Is it normal to wake up in the morning and be completely & totally angry that one has to get up and get out of bed? I hope so. Today was my second day back at work, which means I have to get up early, yet again. All summer long, I leisurely awoke when I got good and ready unless the Hubbster decided to wake up in pain (still no Kidney Stone passage as of this afternoon). And now, all of a sudden, I'm back waking up violently to the sound of my cell phone's alarm clock and incredibly angry.


Am I angry at my job? Goodness no, after all I'm only on day two of 215. Am I angry that I didn't have the good fortune to marry Prince William like I always said I would back in 6th grade? Nope, he turned out to be less good looking than I thought he would-- and who wants all that family drama anyway? Am I angry that I can't do what I want anymore, at least for a while? Probably so... sounds right.


I hate to admit it, but really, if I had my way, I'd never work another day in my life if it meant getting up before 9:00am. But my job is to work with children and working with children means getting up really, really early and forcing a smile even when you're really, really angry that you had to get out of bed.

Now I realize that I'm blessed to have a job and able to work every day.
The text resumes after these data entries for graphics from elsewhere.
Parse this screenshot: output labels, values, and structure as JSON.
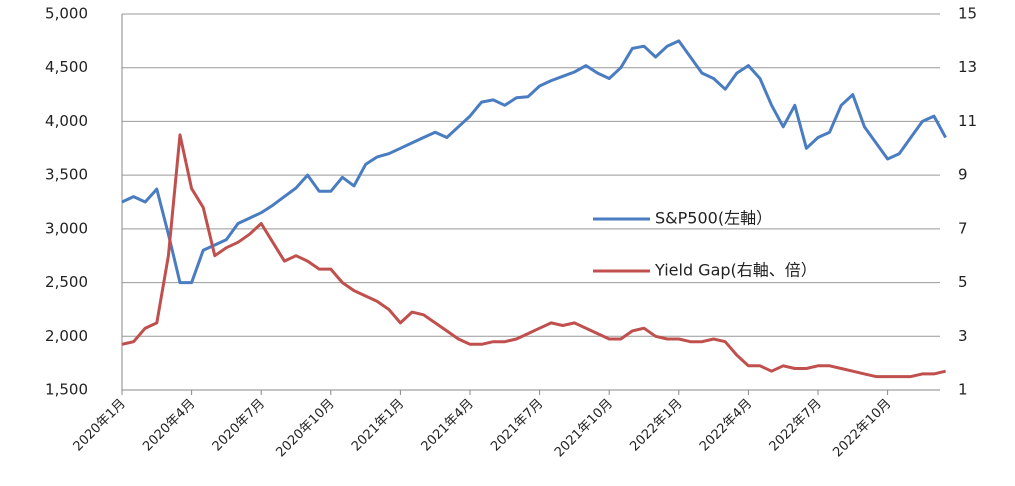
{
  "chart_data": {
    "type": "line",
    "categories": [
      "2020年1月",
      null,
      null,
      null,
      null,
      null,
      "2020年4月",
      null,
      null,
      null,
      null,
      null,
      "2020年7月",
      null,
      null,
      null,
      null,
      null,
      "2020年10月",
      null,
      null,
      null,
      null,
      null,
      "2021年1月",
      null,
      null,
      null,
      null,
      null,
      "2021年4月",
      null,
      null,
      null,
      null,
      null,
      "2021年7月",
      null,
      null,
      null,
      null,
      null,
      "2021年10月",
      null,
      null,
      null,
      null,
      null,
      "2022年1月",
      null,
      null,
      null,
      null,
      null,
      "2022年4月",
      null,
      null,
      null,
      null,
      null,
      "2022年7月",
      null,
      null,
      null,
      null,
      null,
      "2022年10月",
      null,
      null,
      null,
      null,
      null
    ],
    "series": [
      {
        "name": "S&P500(左軸）",
        "color": "#4a7cc2",
        "values": [
          3250,
          3300,
          3250,
          3370,
          2950,
          2500,
          2500,
          2800,
          2850,
          2900,
          3050,
          3100,
          3150,
          3220,
          3300,
          3380,
          3500,
          3350,
          3350,
          3480,
          3400,
          3600,
          3670,
          3700,
          3750,
          3800,
          3850,
          3900,
          3850,
          3950,
          4050,
          4180,
          4200,
          4150,
          4220,
          4230,
          4330,
          4380,
          4420,
          4460,
          4520,
          4450,
          4400,
          4500,
          4680,
          4700,
          4600,
          4700,
          4750,
          4600,
          4450,
          4400,
          4300,
          4450,
          4520,
          4400,
          4150,
          3950,
          4150,
          3750,
          3850,
          3900,
          4150,
          4250,
          3950,
          3800,
          3650,
          3700,
          3850,
          4000,
          4050,
          3850
        ]
      },
      {
        "name": "Yield Gap(右軸、倍）",
        "color": "#c0504d",
        "axis": "y2",
        "values": [
          2.7,
          2.8,
          3.3,
          3.5,
          6.0,
          10.5,
          8.5,
          7.8,
          6.0,
          6.3,
          6.5,
          6.8,
          7.2,
          6.5,
          5.8,
          6.0,
          5.8,
          5.5,
          5.5,
          5.0,
          4.7,
          4.5,
          4.3,
          4.0,
          3.5,
          3.9,
          3.8,
          3.5,
          3.2,
          2.9,
          2.7,
          2.7,
          2.8,
          2.8,
          2.9,
          3.1,
          3.3,
          3.5,
          3.4,
          3.5,
          3.3,
          3.1,
          2.9,
          2.9,
          3.2,
          3.3,
          3.0,
          2.9,
          2.9,
          2.8,
          2.8,
          2.9,
          2.8,
          2.3,
          1.9,
          1.9,
          1.7,
          1.9,
          1.8,
          1.8,
          1.9,
          1.9,
          1.8,
          1.7,
          1.6,
          1.5,
          1.5,
          1.5,
          1.5,
          1.6,
          1.6,
          1.7
        ]
      }
    ],
    "ylim": [
      1500,
      5000
    ],
    "yticks": [
      {
        "value": 1500,
        "label": "1,500"
      },
      {
        "value": 2000,
        "label": "2,000"
      },
      {
        "value": 2500,
        "label": "2,500"
      },
      {
        "value": 3000,
        "label": "3,000"
      },
      {
        "value": 3500,
        "label": "3,500"
      },
      {
        "value": 4000,
        "label": "4,000"
      },
      {
        "value": 4500,
        "label": "4,500"
      },
      {
        "value": 5000,
        "label": "5,000"
      }
    ],
    "y2lim": [
      1,
      15
    ],
    "y2ticks": [
      1,
      3,
      5,
      7,
      9,
      11,
      13,
      15
    ],
    "grid": true
  }
}
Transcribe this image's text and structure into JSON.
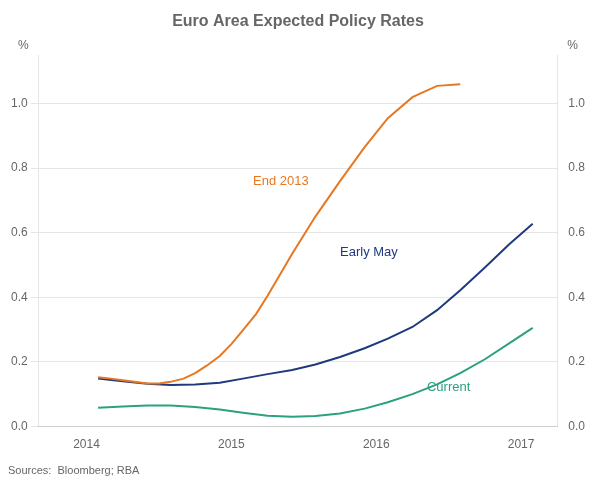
{
  "chart_data": {
    "type": "line",
    "title": "Euro Area Expected Policy Rates",
    "ylabel": "%",
    "y2label": "%",
    "source": "Sources:  Bloomberg; RBA",
    "xlim": [
      2013.67,
      2017.25
    ],
    "xticks": [
      2014,
      2015,
      2016,
      2017
    ],
    "ylim": [
      0.0,
      1.15
    ],
    "yticks": [
      {
        "value": 0.0,
        "label": "0.0"
      },
      0.2,
      0.4,
      0.6,
      0.8,
      {
        "value": 1.0,
        "label": "1.0"
      }
    ],
    "y2lim": [
      0.0,
      1.15
    ],
    "y2ticks": [
      {
        "value": 0.0,
        "label": "0.0"
      },
      0.2,
      0.4,
      0.6,
      0.8,
      {
        "value": 1.0,
        "label": "1.0"
      }
    ],
    "grid": true,
    "series": [
      {
        "color": "#E87722",
        "x": [
          2014.08,
          2014.17,
          2014.25,
          2014.33,
          2014.42,
          2014.5,
          2014.58,
          2014.67,
          2014.75,
          2014.83,
          2014.92,
          2015.0,
          2015.08,
          2015.17,
          2015.25,
          2015.42,
          2015.58,
          2015.75,
          2015.92,
          2016.08,
          2016.25,
          2016.42,
          2016.58
        ],
        "values": [
          0.152,
          0.148,
          0.143,
          0.138,
          0.133,
          0.133,
          0.138,
          0.148,
          0.165,
          0.188,
          0.218,
          0.255,
          0.298,
          0.348,
          0.405,
          0.535,
          0.65,
          0.76,
          0.865,
          0.955,
          1.02,
          1.055,
          1.06
        ]
      },
      {
        "color": "#1F3A7D",
        "x": [
          2014.08,
          2014.25,
          2014.42,
          2014.58,
          2014.75,
          2014.92,
          2015.08,
          2015.25,
          2015.42,
          2015.58,
          2015.75,
          2015.92,
          2016.08,
          2016.25,
          2016.42,
          2016.58,
          2016.75,
          2016.92,
          2017.08
        ],
        "values": [
          0.148,
          0.14,
          0.132,
          0.128,
          0.13,
          0.135,
          0.148,
          0.162,
          0.175,
          0.192,
          0.215,
          0.242,
          0.272,
          0.308,
          0.36,
          0.422,
          0.492,
          0.565,
          0.628
        ]
      },
      {
        "color": "#2CA080",
        "x": [
          2014.08,
          2014.25,
          2014.42,
          2014.58,
          2014.75,
          2014.92,
          2015.08,
          2015.25,
          2015.42,
          2015.58,
          2015.75,
          2015.92,
          2016.08,
          2016.25,
          2016.42,
          2016.58,
          2016.75,
          2016.92,
          2017.08
        ],
        "values": [
          0.058,
          0.062,
          0.065,
          0.065,
          0.06,
          0.052,
          0.042,
          0.033,
          0.03,
          0.032,
          0.04,
          0.055,
          0.075,
          0.1,
          0.13,
          0.165,
          0.208,
          0.258,
          0.305
        ]
      }
    ],
    "annotations": [
      {
        "text": "End 2013",
        "x": 2015.15,
        "y": 0.74,
        "color": "#E87722"
      },
      {
        "text": "Early May",
        "x": 2015.75,
        "y": 0.52,
        "color": "#1F3A7D"
      },
      {
        "text": "Current",
        "x": 2016.35,
        "y": 0.1,
        "color": "#2CA080"
      }
    ]
  }
}
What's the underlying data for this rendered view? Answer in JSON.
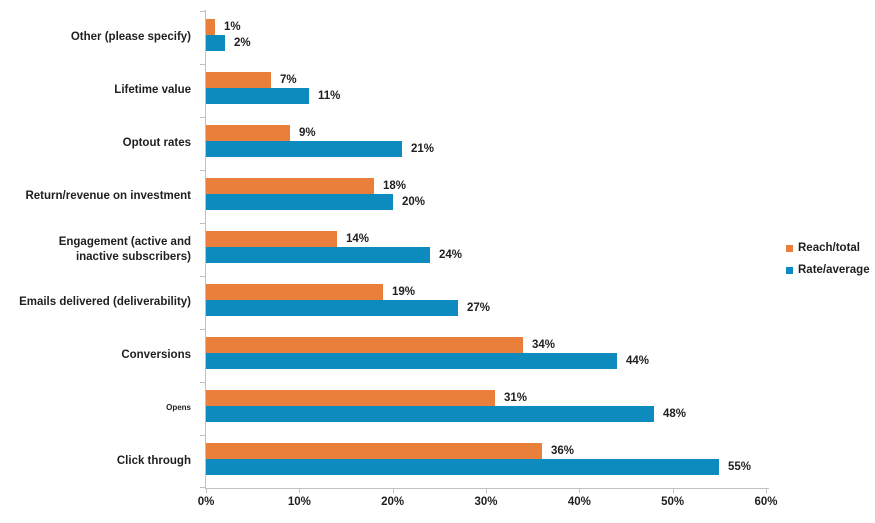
{
  "chart_data": {
    "type": "bar",
    "orientation": "horizontal",
    "title": "",
    "xlabel": "",
    "ylabel": "",
    "categories": [
      "Other (please specify)",
      "Lifetime value",
      "Optout rates",
      "Return/revenue on investment",
      "Engagement (active and\ninactive subscribers)",
      "Emails delivered (deliverability)",
      "Conversions",
      "Opens",
      "Click through"
    ],
    "small_font_categories": [
      "Opens"
    ],
    "series": [
      {
        "name": "Reach/total",
        "color": "#E97F3B",
        "values": [
          1,
          7,
          9,
          18,
          14,
          19,
          34,
          31,
          36
        ],
        "labels": [
          "1%",
          "7%",
          "9%",
          "18%",
          "14%",
          "19%",
          "34%",
          "31%",
          "36%"
        ]
      },
      {
        "name": "Rate/average",
        "color": "#0E8BBE",
        "values": [
          2,
          11,
          21,
          20,
          24,
          27,
          44,
          48,
          55
        ],
        "labels": [
          "2%",
          "11%",
          "21%",
          "20%",
          "24%",
          "27%",
          "44%",
          "48%",
          "55%"
        ]
      }
    ],
    "xlim": [
      0,
      60
    ],
    "x_ticks": [
      {
        "value": 0,
        "label": "0%"
      },
      {
        "value": 10,
        "label": "10%"
      },
      {
        "value": 20,
        "label": "20%"
      },
      {
        "value": 30,
        "label": "30%"
      },
      {
        "value": 40,
        "label": "40%"
      },
      {
        "value": 50,
        "label": "50%"
      },
      {
        "value": 60,
        "label": "60%"
      }
    ],
    "grid": false,
    "legend_position": "right",
    "axis_color": "#C0C0C0",
    "text_color": "#1F1F1F",
    "background_color": "#FFFFFF"
  }
}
I know plenty of people that are sick and/or afflicted that would give their eye teeth to just be able to get out of bed and do an honest days work. That being said, knowing how fortunate and lucky I am to be able bodied, I still get a little jealous when I think about all those wonderfully rested retired people that get to do basically whatever they feel like all day long.

The good news about my early morning anger-- it quickly erodes into acceptance. Acceptance of the fact that if I want a new car and the dream house, I've got to get my bony butt out of the cozy warmth that is my bed, and get in the shower and start my day.

So start my day I did, in anger, which melted into acceptance. Tomorrow I probably will do the same.